[The Portion of Labor by Mary E. Wilkins Freeman]@TWC D-Link book
The Portion of Labor

CHAPTER XXIII
10/15

He could eat nothing whatever that noon.

He kept thinking about the dressmaker, and how Fanny would ask him again to take some of that money out of the bank to pay her, and how the money was already taken out.
That evening, when he sat down to the tea-table furnished with the best china and frosted cake in honor of the dressmaker, and heard the radiant talk about Ellen's new frills and tucks, he had a cold feeling at his heart.

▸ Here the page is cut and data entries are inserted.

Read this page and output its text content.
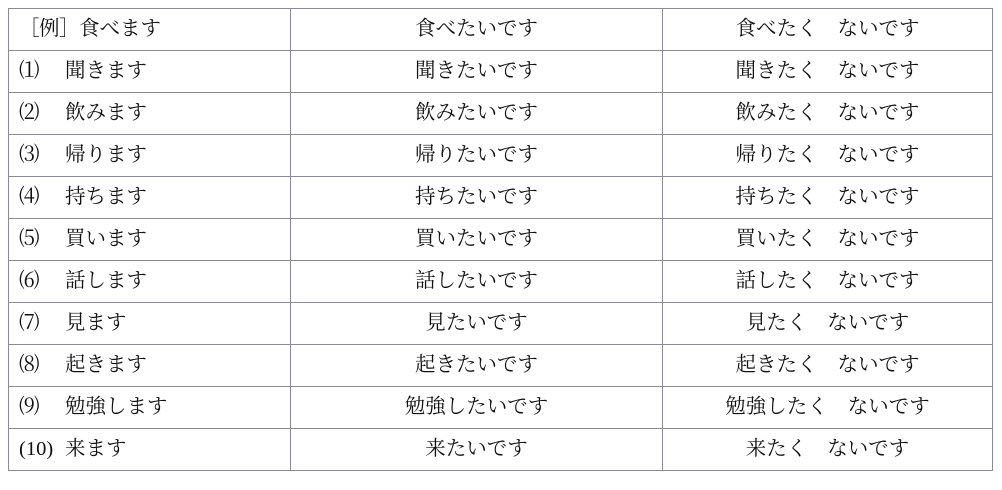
［例］食べます	食べたいです	食べたく ないです
⑴ 聞きます	聞きたいです	聞きたく ないです
⑵ 飲みます	飲みたいです	飲みたく ないです
⑶ 帰ります	帰りたいです	帰りたく ないです
⑷ 持ちます	持ちたいです	持ちたく ないです
⑸ 買います	買いたいです	買いたく ないです
⑹ 話します	話したいです	話したく ないです
⑺ 見ます	見たいです	見たく ないです
⑻ 起きます	起きたいです	起きたく ないです
⑼ 勉強します	勉強したいです	勉強したく ないです
(10) 来ます	来たいです	来たく ないです
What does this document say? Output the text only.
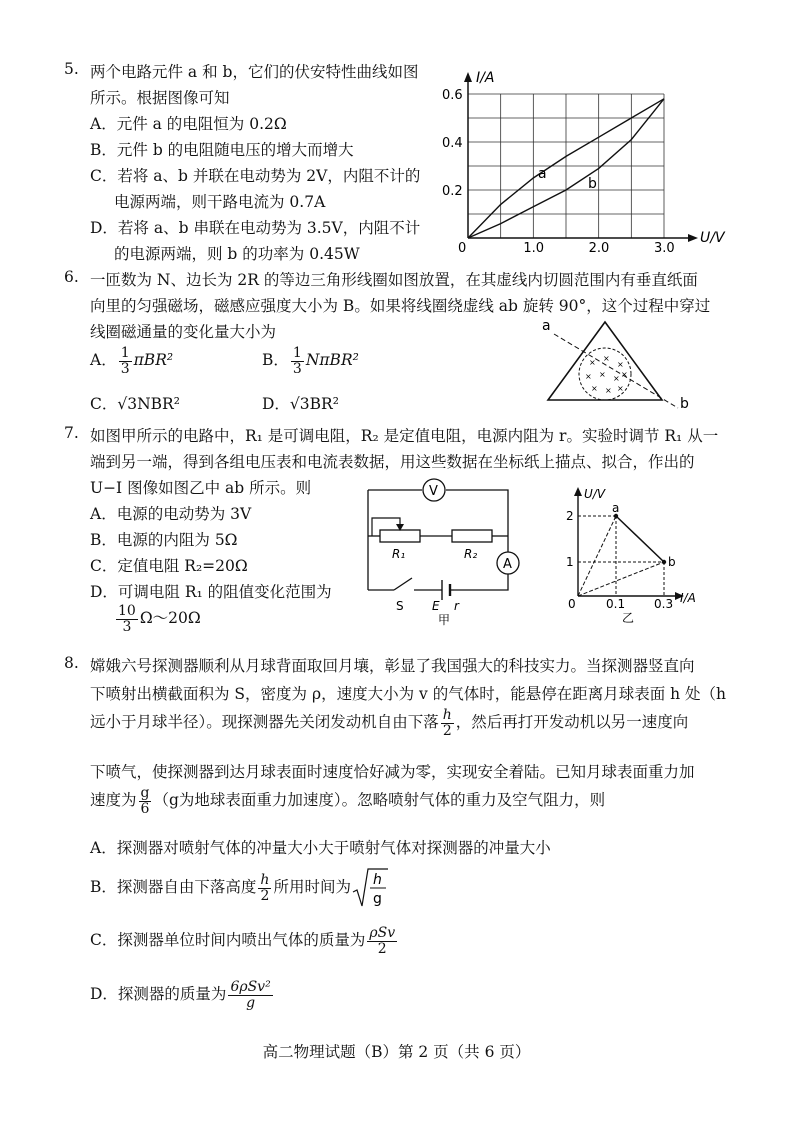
5. 两个电路元件 a 和 b，它们的伏安特性曲线如图
所示。根据图像可知
A．元件 a 的电阻恒为 0.2Ω
B．元件 b 的电阻随电压的增大而增大
C．若将 a、b 并联在电动势为 2V，内阻不计的
电源两端，则干路电流为 0.7A
D．若将 a、b 串联在电动势为 3.5V，内阻不计
的电源两端，则 b 的功率为 0.45W
I/A
U/V
0
0.2
0.4
0.6
1.0	2.0	3.0
a
b
6. 一匝数为 N、边长为 2R 的等边三角形线圈如图放置，在其虚线内切圆范围内有垂直纸面
向里的匀强磁场，磁感应强度大小为 B。如果将线圈绕虚线 ab 旋转 90°，这个过程中穿过
线圈磁通量的变化量大小为
A． $\frac{1}{3} \pi BR^2$	B． $\frac{1}{3} N\pi BR^2$
C．√3NBR²	D．√3BR²
× ×
×
× × × ×
× × ×
a
b
7. 如图甲所示的电路中，R₁ 是可调电阻，R₂ 是定值电阻，电源内阻为 r。实验时调节 R₁ 从一
端到另一端，得到各组电压表和电流表数据，用这些数据在坐标纸上描点、拟合，作出的
U−I 图像如图乙中 ab 所示。则
A．电源的电动势为 3V
B．电源的内阻为 5Ω
C．定值电阻 R₂=20Ω
D．可调电阻 R₁ 的阻值变化范围为
$\frac{10}{3}$ Ω～20Ω
V
R₁	R₂
A
S E r
甲
U/V
I/A
0
a
b
2
1
0.1 0.3
乙
8. 嫦娥六号探测器顺利从月球背面取回月壤，彰显了我国强大的科技实力。当探测器竖直向
下喷射出横截面积为 S，密度为 ρ，速度大小为 v 的气体时，能悬停在距离月球表面 h 处（h
远小于月球半径）。现探测器先关闭发动机自由下落 $\frac{h}{2}$ ，然后再打开发动机以另一速度向
下喷气，使探测器到达月球表面时速度恰好减为零，实现安全着陆。已知月球表面重力加
速度为 $\frac{g}{6} (g$为地球表面重力加速度）。忽略喷射气体的重力及空气阻力，则
A．探测器对喷射气体的冲量大小大于喷射气体对探测器的冲量大小
B．探测器自由下落高度 $\frac{h}{2}$ 所用时间为 h
g
C．探测器单位时间内喷出气体的质量为 $\frac{\text{ρSv}}{2}$
D．探测器的质量为 $\frac{\text{6ρSv²}}{g}$
高二物理试题（B）第 2 页（共 6 页）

He was ashamed to look at the dressmaker.
"You won't know your daughter when we get her fixed up for Vassar," she told Andrew, with a smirk which covered her face with a network of wrinkles under her blond fluff of hair.
"Do have some more cake, Miss Higgins," said Fanny.

She was radiant.
The image of her daughter in her new gowns had gone far to recompense her for all her disappointments in life, and they had not been few.

"What, after all, did it matter ?" she asked herself, "if a woman was growing old, if she had to work hard, if she did not know where the next dollar was coming from, if all the direct personal savor was fast passing out of existence, when one had a daughter who looked like that ?" Ellen, in a new blue dress, was ravishing.